Agriculture officials, however, allay the fears of farmers, saying these fungal and pest attacks are common in times of unfavourable weather conditions and they are easily controllable.
Workers with sprayers slung on their shoulders can be seen wading through the waving greenery all around. The sprayings have become a must after the recent heavy rains caused stagnation of water for longer durations in the farm fields and, thereby, increased moisture in the air.
As it has turned out to be a problem of plenty, farmers have begun to rely heavily on luck while anticipating favourable weather conditions even as they use fungicides and pesticides to deal with the problem. While paddy plants in Kankipadu and Gudivada areas turned partly reddish due to zinc deficiency, sheath blight disease, known in Telugu as ‘Poda Tegulu’, surfaced in some fields in Mudinepalli area because of water stagnation. “Last year, I got only 20 bags of yield due to pest problem. This year, it is going to be another loss because of unwelcome weather. The cost of cultivation has also gone up,” says U. Bikshalu, a farmer at Velpuru near Kankipadu. Having raised paddy in five acres, he is now forced to use more fertilisers and pesticides to save the crop.
Relying on pesticides
Boppana Jagadeesh, a young farmer at Pedapalaparru near Mudinepalli, is a worried man after the rains. The standing water has caused immense damage to some fields, including his three acres.

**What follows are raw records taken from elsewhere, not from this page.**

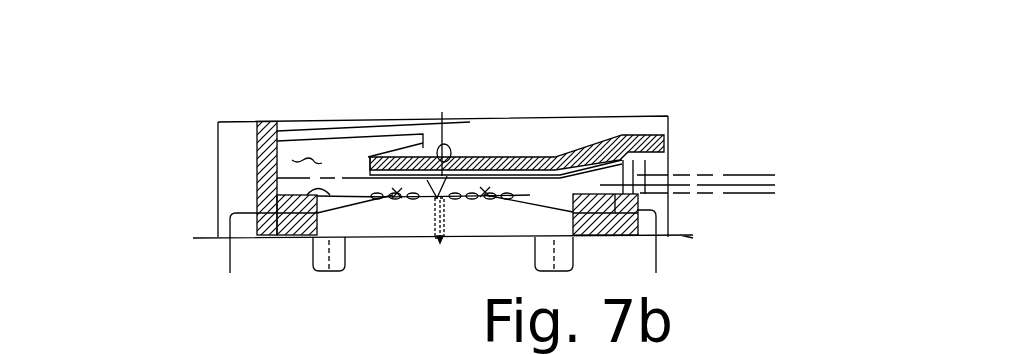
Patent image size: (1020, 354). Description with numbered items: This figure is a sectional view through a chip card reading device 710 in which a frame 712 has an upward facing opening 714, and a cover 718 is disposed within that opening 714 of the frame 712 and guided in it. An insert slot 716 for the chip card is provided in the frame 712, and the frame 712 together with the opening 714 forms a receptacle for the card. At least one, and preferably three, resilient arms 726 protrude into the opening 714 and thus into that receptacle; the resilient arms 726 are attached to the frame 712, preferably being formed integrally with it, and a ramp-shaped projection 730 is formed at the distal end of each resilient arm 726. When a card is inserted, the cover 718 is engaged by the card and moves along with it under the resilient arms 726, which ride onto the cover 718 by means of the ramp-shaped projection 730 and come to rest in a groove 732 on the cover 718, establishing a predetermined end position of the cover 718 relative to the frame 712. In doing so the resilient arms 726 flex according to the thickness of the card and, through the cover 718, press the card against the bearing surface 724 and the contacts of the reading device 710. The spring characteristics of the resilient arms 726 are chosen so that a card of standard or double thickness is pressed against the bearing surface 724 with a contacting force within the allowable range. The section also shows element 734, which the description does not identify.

The chip card reading device 710 is at (198, 113).
The frame 712 is at (258, 183).
The upward facing opening 714 is at (307, 160).
The insert slot 716 is at (676, 199).
The cover 718 is at (545, 157).
The bearing surface 724 is at (316, 200).
The resilient arms 726 is at (386, 131).
The ramp-shaped projection 730 is at (448, 146).
The groove 732 is at (432, 199).
The rollers 734 is at (407, 198).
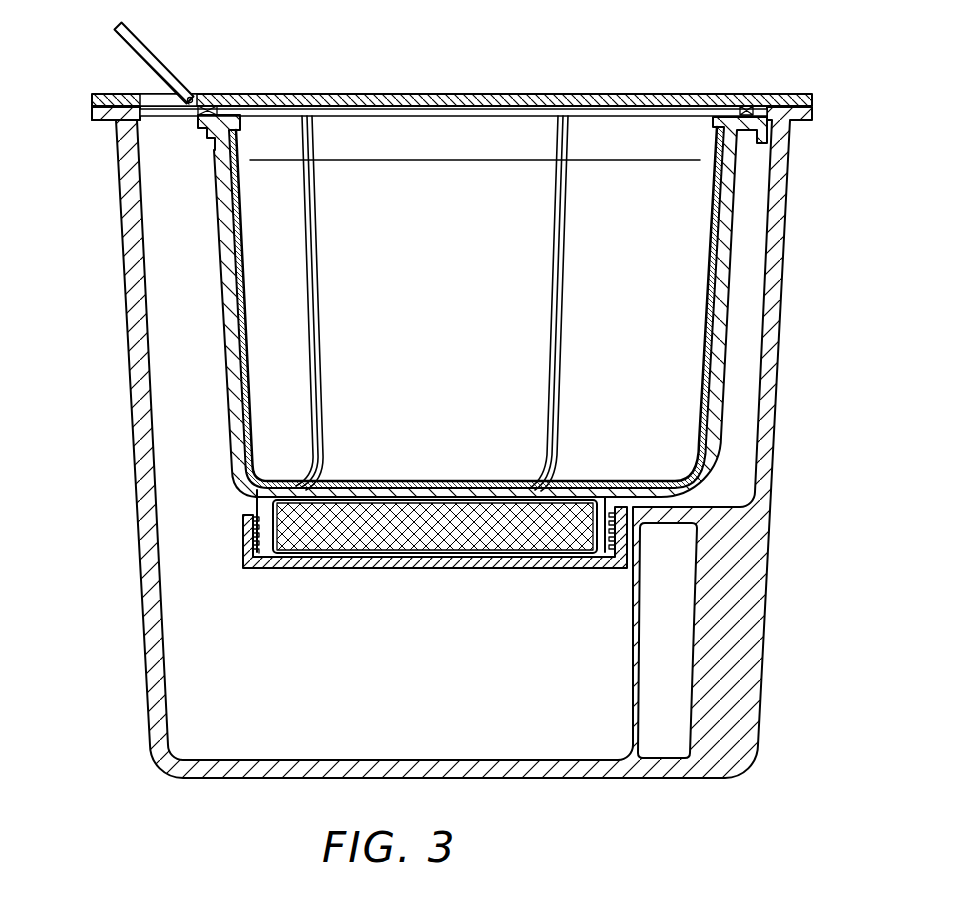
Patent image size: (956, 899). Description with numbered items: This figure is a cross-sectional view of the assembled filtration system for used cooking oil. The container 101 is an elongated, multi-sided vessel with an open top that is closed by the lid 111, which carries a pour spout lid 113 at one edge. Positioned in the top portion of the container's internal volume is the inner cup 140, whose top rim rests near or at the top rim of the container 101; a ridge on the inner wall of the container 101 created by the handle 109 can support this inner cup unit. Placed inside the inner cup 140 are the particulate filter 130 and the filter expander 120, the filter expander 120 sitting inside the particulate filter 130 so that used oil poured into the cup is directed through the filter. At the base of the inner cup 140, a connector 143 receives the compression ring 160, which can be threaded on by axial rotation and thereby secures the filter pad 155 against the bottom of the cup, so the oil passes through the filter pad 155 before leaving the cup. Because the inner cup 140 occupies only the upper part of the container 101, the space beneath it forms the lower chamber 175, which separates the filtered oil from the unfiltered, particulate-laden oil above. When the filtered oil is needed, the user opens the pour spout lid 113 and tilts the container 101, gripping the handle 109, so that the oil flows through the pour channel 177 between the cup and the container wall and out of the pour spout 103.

The container 101 is at (143, 660).
The pour spout 103 is at (97, 128).
The handle 109 is at (740, 612).
The lid 111 is at (660, 93).
The pour spout lid 113 is at (168, 70).
The filter expander 120 is at (445, 128).
The particulate filter 130 is at (717, 197).
The inner cup 140 is at (228, 428).
The connector 143 is at (253, 510).
The filter pad 155 is at (452, 536).
The compression ring 160 is at (353, 570).
The lower chamber 175 is at (445, 701).
The pour channel 177 is at (200, 363).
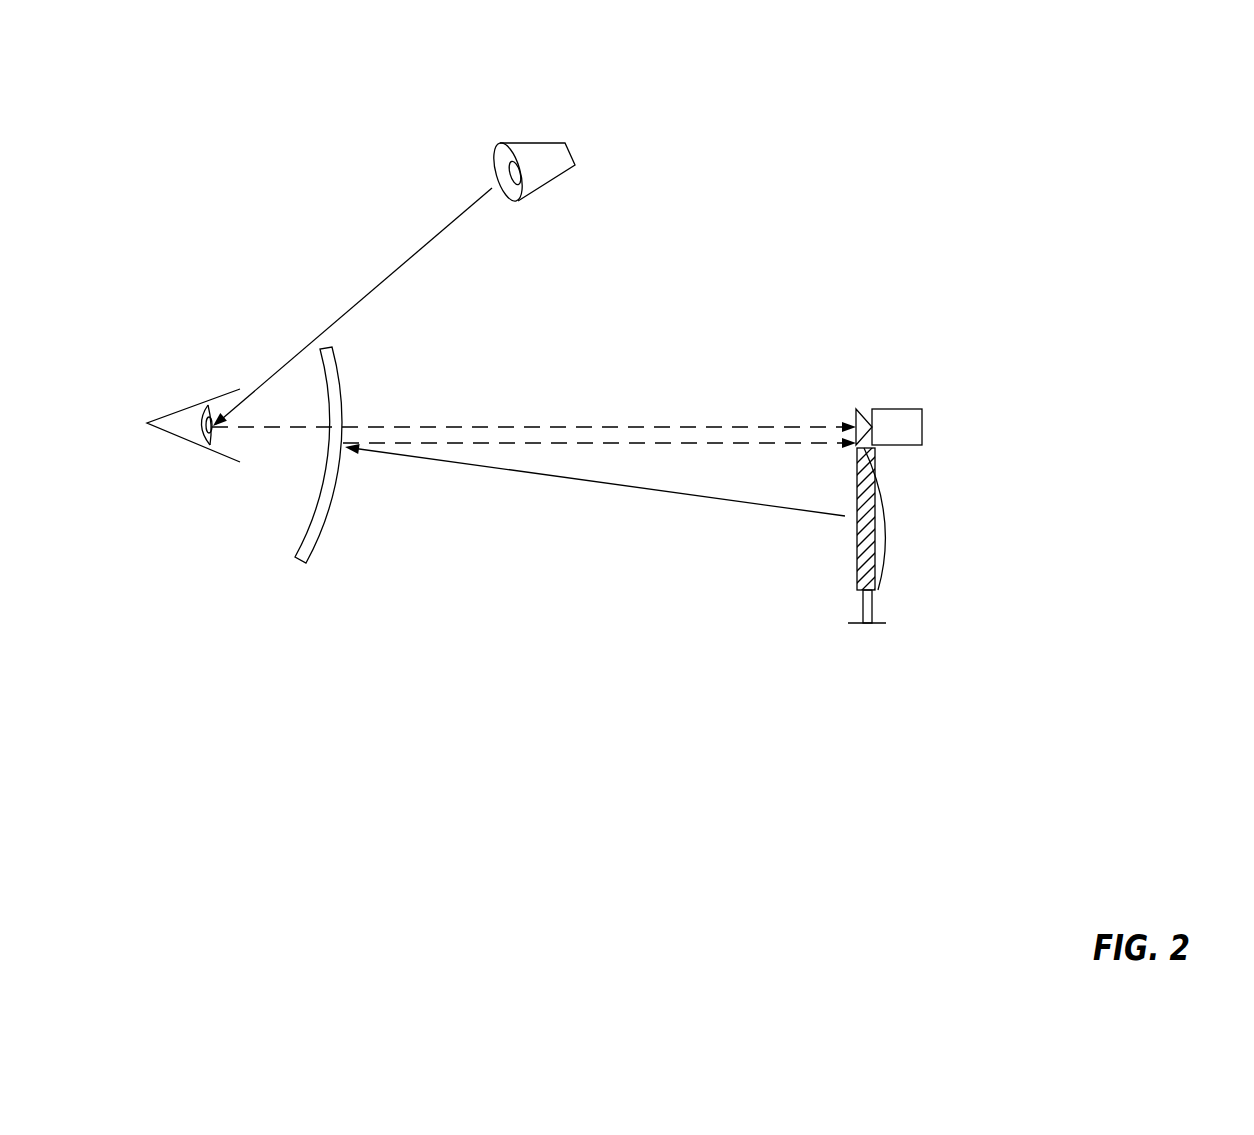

“We have undertaken clearing of field channels and drains to ensure free flow of water. The problem cropped up exactly when the crop is in a crucial stage of growth,” he explains. Joint Director of Agriculture B. Vaman Goud says that deficiency of micro-nutrients might be the reason for the crop turning reddish in some areas and necessary measures will be taken to create awareness among farmers.
He describes the overall situation as satisfactory, with the district receiving 658.9 mm of rainfall as against the normal rainfall of 686 mm till now this year.
By this time last year, the rainfall recorded was only 552.4 mm. Consequently, paddy is being cultivated in 2.42 lakh hectares as against normal 2.43 lakh hectares in the district, which is 99.4 p.c. of total area.